All of this is to say that much of America’s economy now isn’t capitalistic; it’s monopolistic. Monopolies don’t want to compete; they want the market to themselves. A typical tactic of a giant company like Amazon or Wal-Mart is to price products at below cost, thus actually losing money in the short term in order to make it impossible for smaller companies, who don’t have massive reserves of money and a huge market share, to compete with them. Another tactic for monopolies is to simply buy up (or merge with) potential competitors, like Facebook did with Instagram and What’s App.
The story is intuitive. Every American can think of a nearby town, if not their own, with no local newspaper and empty storefronts where thriving local businesses used to be. I often marvel at the example of Mitt Romney’s father, who was president of American Motors Corporation from 1954 to 1962. George Romney turned down several annual bonuses, because he “believed that no executive should make more than $225,000 a year (which translates into almost $2 million today).” If a CEO expressed a similar belief today, he would be called a communist. Fittingly, American Motors was eventually bought by Chrysler, which then merged with Fiat. In 2020, Fiat Chrysler’s CEO, Mike Manley, made $14 million in total compensation, which is actually low compared to other automotive CEOs. Manley’s term ended last year, as FCA merged with Peugeot.

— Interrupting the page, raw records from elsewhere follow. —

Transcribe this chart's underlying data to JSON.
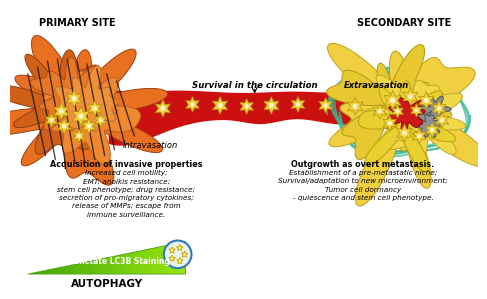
{
  "bg_color": "#ffffff",
  "primary_site_label": "PRIMARY SITE",
  "secondary_site_label": "SECONDARY SITE",
  "survival_label": "Survival in the circulation",
  "intravasation_label": "Intravasation",
  "extravasation_label": "Extravasation",
  "left_text_bold": "Acquisition of invasive properties",
  "left_text_lines": [
    "Increased cell motility;",
    "EMT; anoikis resistance;",
    "stem cell phenotype; drug resistance;",
    "secretion of pro-migratory cytokines;",
    "release of MMPs; escape from",
    "immune surveillance."
  ],
  "right_text_bold": "Outgrowth as overt metastasis.",
  "right_text_lines": [
    "Establishment of a pre-metastatic niche;",
    "Survival/adaptation to new microenvironment;",
    "Tumor cell dormancy",
    "- quiescence and stem cell phenotype."
  ],
  "autophagy_label": "AUTOPHAGY",
  "lc3b_label": "Punctate LC3B Staining",
  "vessel_color": "#CC1010",
  "star_color": "#F0D040",
  "star_edge": "#B09000",
  "orange_tumor": "#E87020",
  "yellow_tumor": "#F0D848",
  "teal_color": "#30A880",
  "gray_color": "#888888",
  "lc3b_circle_color": "#3377BB"
}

Monopolies are hurting the country, so why don’t we do anything about them? Because they have lots of money, and they are allowed to use that money to pay politicians to keep things this way. By my lights then, getting money out of politics and ending monopolies are two of the most vital issues we face in America, and they’re intimately intertwined. I was heartened to see that Biden has appointed Lina Khan as chair of the Federal Trade Commission. She seems very capable and very serious about bringing anti-trust regulation back. Time will tell how successful Ms. Khan will be.

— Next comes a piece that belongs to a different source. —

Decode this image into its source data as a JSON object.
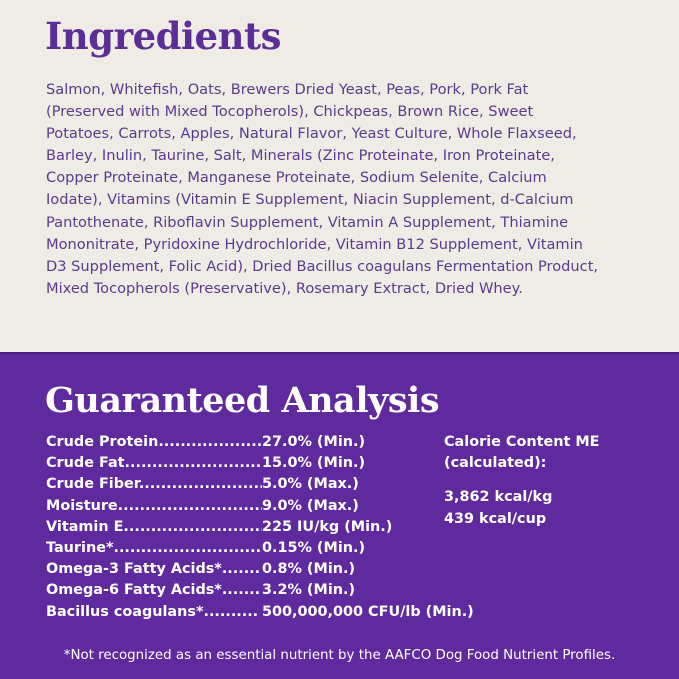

The idea, paradoxically, is to save capitalism (or reinvent it) by regulating businesses again. Because capitalism is dying, if it hasn’t died already. Ironically, in order to fix the problem, those benefiting most from the current state of things need only look to their own long-term interests. If our system, which is commonly referred to as capitalism, isn’t working for most ordinary people, then eventually the people will turn to another system not called capitalism. If America’s aristocracy refuses to budge on reasonable anti-trust law, and with it a reasonable quality of life for everyone, it will preside over the killing of the goose that lays its golden eggs. After all, the difference between America and less wealthy, less dynamic countries is our big, prosperous middle class, initially built during the Golden Age of Capitalism. But that Golden Age ended, and the middle class is now shrinking, due in large part to monopolies. It bears repeating: the system exists to serve us, not the other way around. If we can only behave like participants in a pickup soccer game, we will adjust our system so that it promotes our own flourishing.